Players as diverse as Facebook, Martha Stewart and ZoomInfo also have entered the fray.

These ad networks are an attempt to aggregate the Web's fragmented traffic, and connect publishers and advertisers seeking to reach the same target consumers. In the process, they gather and mine personal user data in the name of marketing - the privacy limits for which are about to be tested.

The glut of independent ad networks, likely to thin, is targeting the big players: Google's AdSense and DoubleClick, Yahoo's Blue Lithium, Microsoft's aQuantive, and WPP's 24/7 Real Media.

The scramble for ad dollars ultimately may result in development of improved standardized metrics, predicts OpenX's Switzer.

"The way online advertising is bought and sold will migrate from immersions, clicks and conversions to better ways to sell based on levels of engagement and reach," he says.

For now, he says OpenX's turnkey ad management is distinguished from the pack by its open sources user-friendly software, tools and support that is a work in progress.

"The OpenX Ad Server is an application like an online bank account. Publishers use it for arguably the most important part of their job - making revenue," he said.
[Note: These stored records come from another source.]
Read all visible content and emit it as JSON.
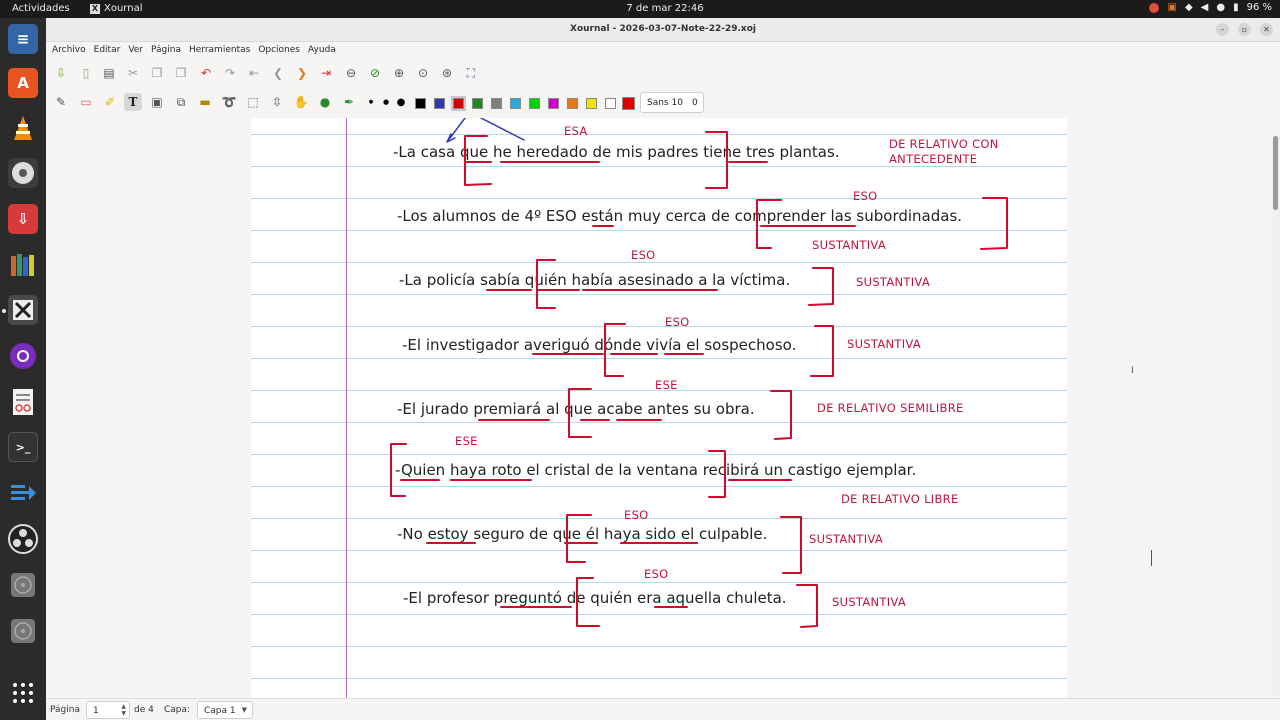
{
  "system_bar": {
    "activities": "Actividades",
    "app_name": "Xournal",
    "clock": "7 de mar  22:46",
    "battery": "96 %"
  },
  "dock": {
    "items": [
      "text-editor-icon",
      "software-center-icon",
      "vlc-icon",
      "media-player-icon",
      "download-icon",
      "library-icon",
      "xournal-icon",
      "podcast-icon",
      "document-viewer-icon",
      "terminal-icon",
      "remote-desktop-icon",
      "obs-icon",
      "disc-icon",
      "disc-icon",
      "show-apps-icon"
    ]
  },
  "window": {
    "title": "Xournal - 2026-03-07-Note-22-29.xoj"
  },
  "menu": {
    "items": [
      "Archivo",
      "Editar",
      "Ver",
      "Página",
      "Herramientas",
      "Opciones",
      "Ayuda"
    ]
  },
  "toolbar": {
    "font_name": "Sans 10",
    "font_size": "0"
  },
  "palette": [
    "#000000",
    "#2e3ab5",
    "#d10000",
    "#1e8a1e",
    "#7f7f7f",
    "#2aa9e0",
    "#00d100",
    "#d100d1",
    "#e67817",
    "#f2e600",
    "#ffffff"
  ],
  "current_color": "#e00000",
  "note": {
    "sentences": [
      "-La casa que he heredado de mis padres tiene tres plantas.",
      "-Los alumnos de 4º ESO están muy cerca de comprender las subordinadas.",
      "-La policía sabía quién había asesinado a la víctima.",
      "-El investigador averiguó dónde vivía el sospechoso.",
      "-El jurado premiará al que acabe antes su obra.",
      "-Quien haya roto el cristal de la ventana recibirá un castigo ejemplar.",
      "-No estoy seguro de que él haya sido el culpable.",
      "-El profesor preguntó de quién era aquella chuleta."
    ],
    "annotations": {
      "esa": "ESA",
      "relativo_antecedente_1": "DE RELATIVO CON",
      "relativo_antecedente_2": "ANTECEDENTE",
      "eso_2": "ESO",
      "sustantiva_2": "SUSTANTIVA",
      "eso_3": "ESO",
      "sustantiva_3": "SUSTANTIVA",
      "eso_4": "ESO",
      "sustantiva_4": "SUSTANTIVA",
      "ese_5": "ESE",
      "semilibre": "DE RELATIVO SEMILIBRE",
      "ese_6": "ESE",
      "libre": "DE RELATIVO LIBRE",
      "eso_7": "ESO",
      "sustantiva_7": "SUSTANTIVA",
      "eso_8": "ESO",
      "sustantiva_8": "SUSTANTIVA"
    }
  },
  "status": {
    "page_label": "Página",
    "page_value": "1",
    "page_of": "de 4",
    "layer_label": "Capa:",
    "layer_value": "Capa 1"
  }
}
The collective force of OpenX's 30,000 smaller niche publishers (with more than 200 billion monthly impressions) supported by the right advertisers and ad networks, can make a dent in Google's stranglehold on the online advertising business.

Envisions Switzer, "We want OpenX to become the one of three calls an agency or advertiser makes when it they want to spend money."
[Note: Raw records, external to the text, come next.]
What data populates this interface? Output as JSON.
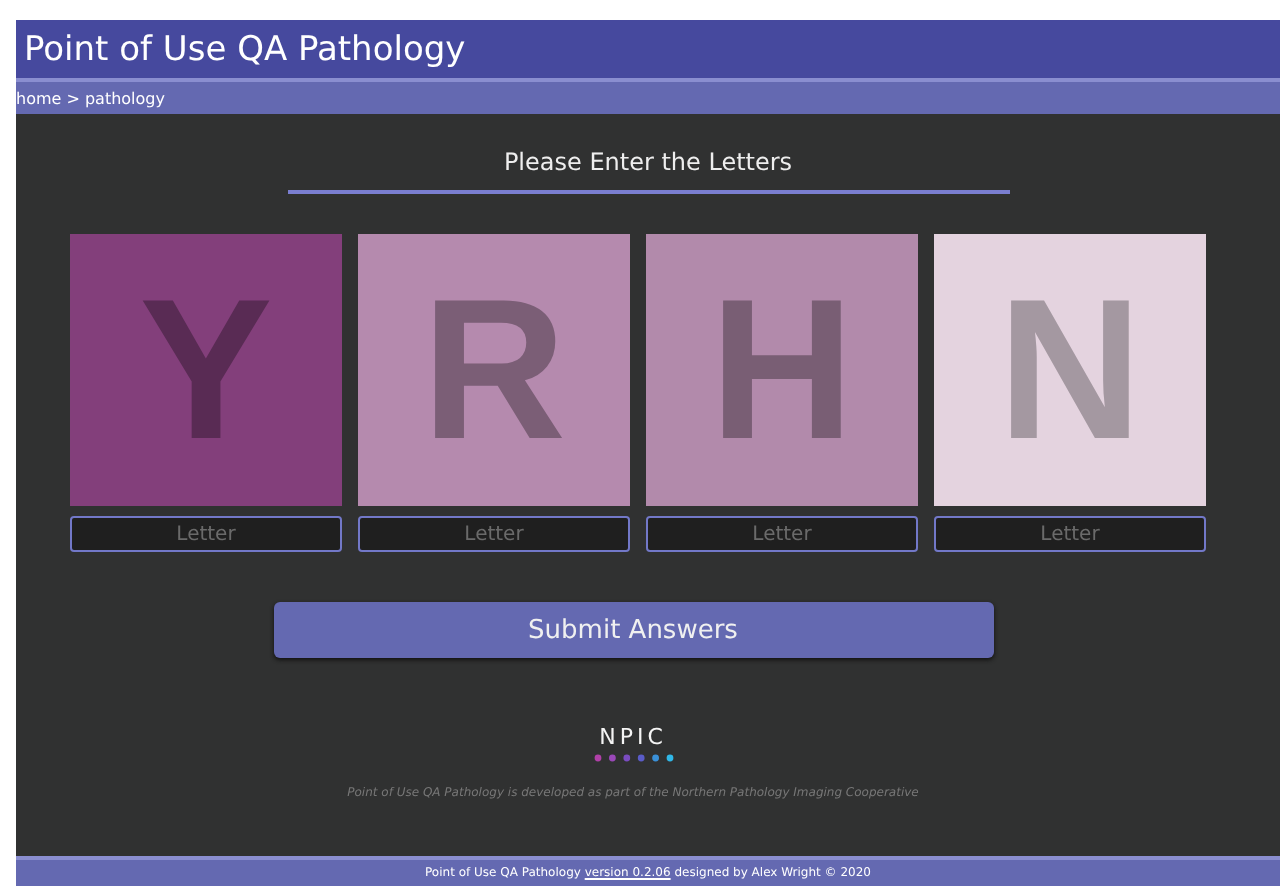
{
  "header": {
    "title": "Point of Use QA Pathology"
  },
  "breadcrumb": "home > pathology",
  "heading": "Please Enter the Letters",
  "tiles": [
    {
      "letter": "Y",
      "color": "#833f7b",
      "placeholder": "Letter"
    },
    {
      "letter": "R",
      "color": "#b58aae",
      "placeholder": "Letter"
    },
    {
      "letter": "H",
      "color": "#b28aab",
      "placeholder": "Letter"
    },
    {
      "letter": "N",
      "color": "#e4d3df",
      "placeholder": "Letter"
    }
  ],
  "submit_button": "Submit Answers",
  "logo": "NPIC",
  "credit": "Point of Use QA Pathology is developed as part of the Northern Pathology Imaging Cooperative",
  "footer": {
    "before": "Point of Use QA Pathology ",
    "link": "version 0.2.06",
    "after": " designed by Alex Wright © 2020"
  }
}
Google's market share declined slightly on slower fourth quarter domestic online ad sales growth for the first time in two years. It is under siege by big and small players alike, especially Microsoft, which is preparing to launch next-generation ad concepts driven by its recent acquisition of aQuantive and its proposed takeover of Yahoo.

The always innovative Google recently began testing visual ads in some of its search results. Still, Google's Achilles' heel may be the one-third of its revenue that is out of its control, coming from advertising delivered on other web sites, according to Sean Ammirati on ReadWrite Web blog.

OpenX's most potent competitive weapon in a Google dominated online ad world is "the collaborative growth" of its open source structure.

"The more open we can be, the faster we can grow, and there are so many levels of being open that we're all just beginning to explore," he boasts.

Switzer says it is an added plus that OpenX is a work in progress that responds to and is continually shaped ideas from its viral client base.

"We are building OpenX - the site and the product - for the community. We are very dependent on feedback, both good and bad. Developing in a vacuum will result in a product that nobody wants," he says.